October 10, 2004

A blast from the past...

I used to be a pastor. I came across something I had written during those years as a teacher of the Word. I used to write well. This was written in December of 2000, as the church moved into Advent, the season of preparation that preceeds Christmas. Enjoy, good and gentle readers...
- TDF



Sometime around 30 AD there arose in Palestine an itinerant preacher. He spoke his message to whomever would listen, whether Judean or Gentile. This preacher spoke of God’s impassioned care for the poor and our calling to love in thought, word, and deed. He claimed that love was superior to empty observance of religious obligation. He healed the sick and gave hope to the despondent. He drew the attention of the local religious and military authorities as well as that of the crowds that clamored to hear and to hang onto each word. The word he preached was radically simple: love your enemy, pray for those that persecute you, love God above all and your neighbor as yourself. His career lasted no more than three years and ended with his execution. The Roman authorities tried him and found him guilty of insurrection and incitement of the masses. He might have been forgotten had his story not resonated in the hearts of those whom his preaching had touched. It is his Advent that we celebrate at the dawn of a new millennium and his story that we tell.

Advent is the season of hope. Hope is the attitude of faith that looks toward the future trusting that it will be brighter than the present. It is repentance from cynicism and despair; it is faithful affirmation that God’s good and perfect will for the creation might be accomplished in us. To this end we pray, “thy will be done,” trusting that the one to whom we pray is able to meet our prayers with good results. Our faith rests on a history of promise and fulfillment, each bringing us closer to the final day when Christ will come in beauty and in power to share with us the great and the promised feast. In this interim moment while we stand between what the prophets dreamed and what will be, we hope for hope's fruition.
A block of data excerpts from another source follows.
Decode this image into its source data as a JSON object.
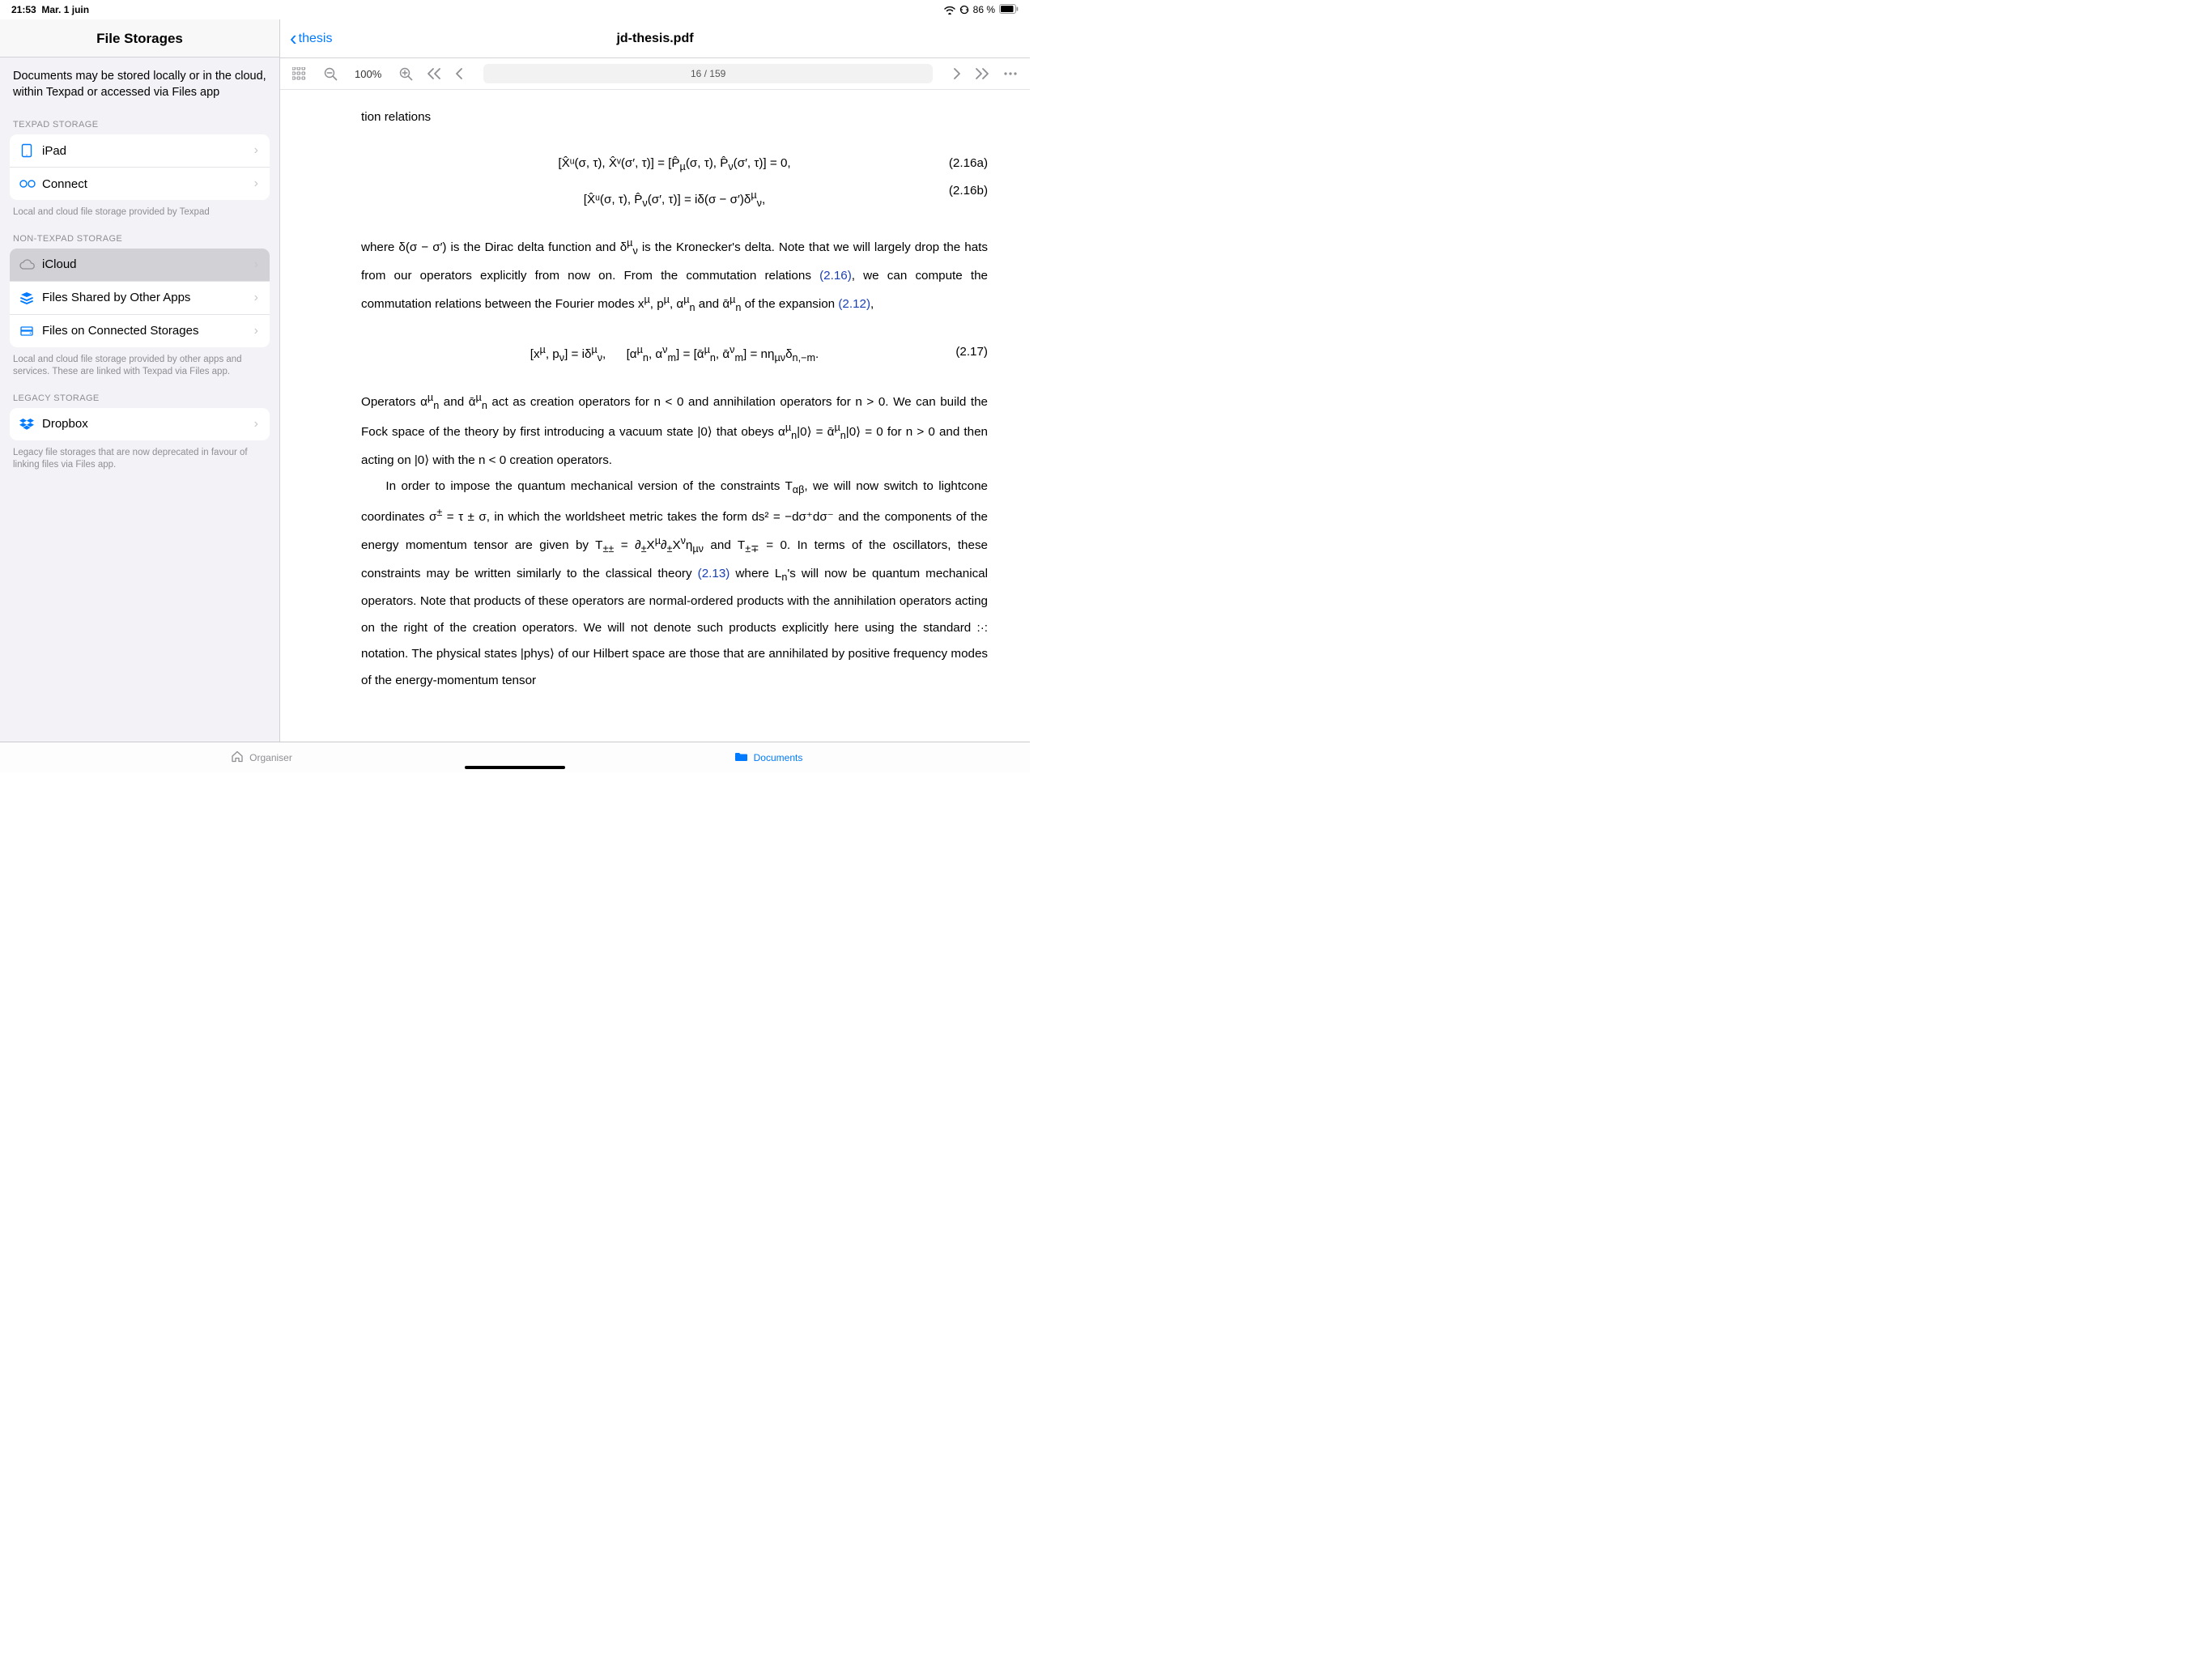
{
  "status": {
    "time": "21:53",
    "date": "Mar. 1 juin",
    "battery": "86 %"
  },
  "sidebar": {
    "title": "File Storages",
    "descriptor": "Documents may be stored locally or in the cloud, within Texpad or accessed via Files app",
    "section_texpad": "TEXPAD STORAGE",
    "items_texpad": [
      {
        "label": "iPad"
      },
      {
        "label": "Connect"
      }
    ],
    "footer_texpad": "Local and cloud file storage provided by Texpad",
    "section_non": "NON-TEXPAD STORAGE",
    "items_non": [
      {
        "label": "iCloud"
      },
      {
        "label": "Files Shared by Other Apps"
      },
      {
        "label": "Files on Connected Storages"
      }
    ],
    "footer_non": "Local and cloud file storage provided by other apps and services. These are linked with Texpad via Files app.",
    "section_legacy": "LEGACY STORAGE",
    "items_legacy": [
      {
        "label": "Dropbox"
      }
    ],
    "footer_legacy": "Legacy file storages that are now deprecated in favour of linking files via Files app."
  },
  "content_header": {
    "back_label": "thesis",
    "doc_title": "jd-thesis.pdf"
  },
  "toolbar": {
    "zoom": "100%",
    "page_indicator": "16 / 159"
  },
  "tabbar": {
    "left": "Organiser",
    "right": "Documents"
  },
  "pdf": {
    "frag_top": "tion relations",
    "eq_a": "[X̂ᵘ(σ, τ), X̂ᵛ(σ′, τ)] = [P̂<sub>µ</sub>(σ, τ), P̂<sub>ν</sub>(σ′, τ)] = 0,",
    "eq_a_num": "(2.16a)",
    "eq_b": "[X̂ᵘ(σ, τ), P̂<sub>ν</sub>(σ′, τ)] = iδ(σ − σ′)δ<sup>µ</sup><sub>ν</sub>,",
    "eq_b_num": "(2.16b)",
    "para1_a": "where δ(σ − σ′) is the Dirac delta function and δ<sup>µ</sup><sub>ν</sub> is the Kronecker's delta.  Note that we will largely drop the hats from our operators explicitly from now on. From the commutation relations ",
    "ref_216": "(2.16)",
    "para1_b": ", we can compute the commutation relations between the Fourier modes x<sup>µ</sup>, p<sup>µ</sup>, α<sup>µ</sup><sub>n</sub> and ᾱ<sup>µ</sup><sub>n</sub> of the expansion ",
    "ref_212": "(2.12)",
    "para1_c": ",",
    "eq_217": "[x<sup>µ</sup>, p<sub>ν</sub>] = iδ<sup>µ</sup><sub>ν</sub>,&nbsp;&nbsp;&nbsp;&nbsp;&nbsp;&nbsp;[α<sup>µ</sup><sub>n</sub>, α<sup>ν</sup><sub>m</sub>] = [ᾱ<sup>µ</sup><sub>n</sub>, ᾱ<sup>ν</sup><sub>m</sub>] = nη<sub>µν</sub>δ<sub>n,−m</sub>.",
    "eq_217_num": "(2.17)",
    "para2": "Operators α<sup>µ</sup><sub>n</sub> and ᾱ<sup>µ</sup><sub>n</sub> act as creation operators for n < 0 and annihilation operators for n > 0. We can build the Fock space of the theory by first introducing a vacuum state |0⟩ that obeys α<sup>µ</sup><sub>n</sub>|0⟩ = ᾱ<sup>µ</sup><sub>n</sub>|0⟩ = 0 for n > 0 and then acting on |0⟩ with the n < 0 creation operators.",
    "para3_a": "In order to impose the quantum mechanical version of the constraints T<sub>αβ</sub>, we will now switch to lightcone coordinates σ<sup>±</sup> = τ ± σ, in which the worldsheet metric takes the form ds² = −dσ⁺dσ⁻ and the components of the energy momentum tensor are given by T<sub>±±</sub> = ∂<sub>±</sub>X<sup>µ</sup>∂<sub>±</sub>X<sup>ν</sup>η<sub>µν</sub> and T<sub>±∓</sub> = 0. In terms of the oscillators, these constraints may be written sim­ilarly to the classical theory ",
    "ref_213": "(2.13)",
    "para3_b": " where L<sub>n</sub>'s will now be quantum mechanical operators. Note that products of these operators are normal-ordered products with the annihilation operators acting on the right of the creation operators.  We will not denote such products explicitly here using the standard :·: notation. The physical states |phys⟩ of our Hilbert space are those that are annihilated by positive frequency modes of the energy-momentum tensor"
  }
}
More than anything, hope makes the story of this itinerant preacher real in our hearts. We claim to know him through the power of the words that he spoke which have been repeated for nearly two thousand years. We come to trust him because his word is worthy of confidence. We look to the past and see how his birth to a virgin mother calls us to either trust in the promise or to dismiss the premise as superstition unfit for this postmodern age. Trusting, we see and love the child and grow to love the man. Listening, our ears strain to hear the echoes of the angelic host, singing “Glory to God on high and on Earth peace to those who enjoy God’s favor.”

But mostly, we hope.



Indeed... I wish I could believe this now. Do I dare to hope?